Sally Prue on Northanger Abbey by Jane Austen
Northanger Abbey was the first of Jane Austen's novels to be accepted for publication, but the last (with Persuasion) actually to be published. Messrs Crosby, having paid £10 for the manuscript, never got any further. They may have seen this as a shrewd move: Messrs Crosby were making a lot of money out of Gothic Romances, and surely no one who had read Northanger Abbey could ever feel the same about quivering heroines in haunted houses. By the time Northanger Abbey was finally published, in 1818, the craze for the Gothic was diminished and Jane Austen, apologetic at presenting to the public that sad thing, a burlesque of an eclipsed art form, had described the book as 'comparatively obsolete'.
As it turned out, she was premature: most fortunately for this sparkling and loveable work, here we are, 200 years later, still eagerly hoovering up horrid and sensational fiction. It is true that our most lurid tales are now more likely to be set in Albert Square or a Police Telephone Box than in the grim castles of the Alps or the haunted monasteries of Italy, but, even now, so powerful is our continuing enthusiasm for all things Gothic that Halloween has become a major event on the social calendar, and IKEA has even produced a night light, presumably intended for the reassurance of small children, that is made in the shape of a ghost.
In any case, Northanger Abbey is not only a burlesque; it also, delightfully and lightly, examines our relationship with all fiction, a task at least as important now as in 1803 when Messrs Crosby accepted Northanger Abbey, for it seems that we have become rather worse, if anything, at distinguishing between the almost endlessly fascinating world of fiction (which is generally based in logic and probability, but not necessarily on reality) and the quite endlessly fascinating world of fact (which does the reality, of course, but often falls down most inartistically on the logic and probability fronts). Even our News Media fail to resist the lure of the lurid, and sleeping potions, murders, bandits, and abductors are so widely believed to be prevalent, even in the Midland Counties of England, that there are people who really are afraid to leave their houses at night. We live in a soup of sensationalism: everything proclaims that we inhabit a world of evil, violence and ruin and we can very easily find ourselves adopting a dismal habit of general suspicion. It may be that Northanger Abbey is more important and relevant now than it ever was.
But, of course, as this is Jane Austen, nothing is going to be easy or straightforward, because she is an author whose irony quite largely depends on the presentation of paradoxical truths. Northanger Abbey does have a heroine, though her heroism requires a courage of a very different order from that required in a Gothic romance; villains do exist, though they are more subtle in their tactics than their horrid fictional counterparts. If people are more prosaic than Catherine imagines, they are also more complex; and, while she must learn to distinguish fact from fiction, she finds that the boundaries between them are much less rigid than she has ever supposed.

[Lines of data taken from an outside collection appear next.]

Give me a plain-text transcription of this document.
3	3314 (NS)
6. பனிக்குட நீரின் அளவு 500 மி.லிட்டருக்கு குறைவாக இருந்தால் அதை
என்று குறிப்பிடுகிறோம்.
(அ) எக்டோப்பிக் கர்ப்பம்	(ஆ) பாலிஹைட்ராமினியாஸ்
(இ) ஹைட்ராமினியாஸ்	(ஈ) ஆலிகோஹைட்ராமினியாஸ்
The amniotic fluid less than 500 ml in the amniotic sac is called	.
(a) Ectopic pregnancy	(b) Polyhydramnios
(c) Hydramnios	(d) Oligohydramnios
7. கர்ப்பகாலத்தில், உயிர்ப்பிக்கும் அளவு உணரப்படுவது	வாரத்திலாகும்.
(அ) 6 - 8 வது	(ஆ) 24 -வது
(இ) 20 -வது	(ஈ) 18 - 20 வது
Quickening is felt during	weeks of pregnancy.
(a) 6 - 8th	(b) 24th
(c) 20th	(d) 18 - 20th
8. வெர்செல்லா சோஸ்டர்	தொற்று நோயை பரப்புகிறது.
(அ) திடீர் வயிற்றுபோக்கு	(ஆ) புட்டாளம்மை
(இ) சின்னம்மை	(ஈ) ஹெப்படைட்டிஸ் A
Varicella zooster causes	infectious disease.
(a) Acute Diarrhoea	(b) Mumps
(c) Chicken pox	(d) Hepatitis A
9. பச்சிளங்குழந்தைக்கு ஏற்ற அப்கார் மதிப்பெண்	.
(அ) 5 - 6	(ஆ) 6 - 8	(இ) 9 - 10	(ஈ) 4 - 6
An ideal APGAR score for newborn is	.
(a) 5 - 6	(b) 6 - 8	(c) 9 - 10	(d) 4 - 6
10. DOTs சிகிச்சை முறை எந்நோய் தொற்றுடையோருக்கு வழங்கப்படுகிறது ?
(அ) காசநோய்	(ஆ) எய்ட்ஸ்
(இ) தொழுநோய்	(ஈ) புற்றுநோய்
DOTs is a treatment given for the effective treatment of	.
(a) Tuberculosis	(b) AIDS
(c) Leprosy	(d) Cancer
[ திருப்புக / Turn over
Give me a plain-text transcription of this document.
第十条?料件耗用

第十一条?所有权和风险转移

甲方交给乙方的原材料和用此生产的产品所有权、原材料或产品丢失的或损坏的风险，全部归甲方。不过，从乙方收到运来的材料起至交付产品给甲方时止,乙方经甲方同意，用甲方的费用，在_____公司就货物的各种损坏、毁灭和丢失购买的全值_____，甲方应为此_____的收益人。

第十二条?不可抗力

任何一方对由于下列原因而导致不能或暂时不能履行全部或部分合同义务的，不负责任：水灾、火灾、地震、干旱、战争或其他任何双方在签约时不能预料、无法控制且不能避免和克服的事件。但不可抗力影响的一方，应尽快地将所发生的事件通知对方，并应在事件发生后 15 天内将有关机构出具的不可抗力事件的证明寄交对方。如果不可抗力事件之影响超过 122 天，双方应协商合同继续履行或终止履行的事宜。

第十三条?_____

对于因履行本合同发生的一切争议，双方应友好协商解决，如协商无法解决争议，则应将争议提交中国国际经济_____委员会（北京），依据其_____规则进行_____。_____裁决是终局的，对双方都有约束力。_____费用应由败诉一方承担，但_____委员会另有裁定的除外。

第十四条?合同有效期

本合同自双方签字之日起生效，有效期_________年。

But with what a joy is all this presented! Northanger Abbey is very funny, full of truth and wit, and inhabited by fascinating characters. And was there ever a more endearing pair of principals to engage us than Catherine Morland and Henry Tilney? It is true that Catherine is a goose, but, as she discovers, she is not nearly as stupid as she thinks; in fact, she is not stupid at all, though admittedly sadly ignorant. She has a generous heart and sound principles, but her education has been lacking, for she has formed no intellectual model for quotidian evil. Her troubles are caused firstly by diffidence, which makes her slow to take notice of her generally sound instincts in recognizing a bad'un; and then by her innocence, which makes her misinterpret motives and aspirations hilariously and wildly when she begins at last to suspect that something really might be amiss.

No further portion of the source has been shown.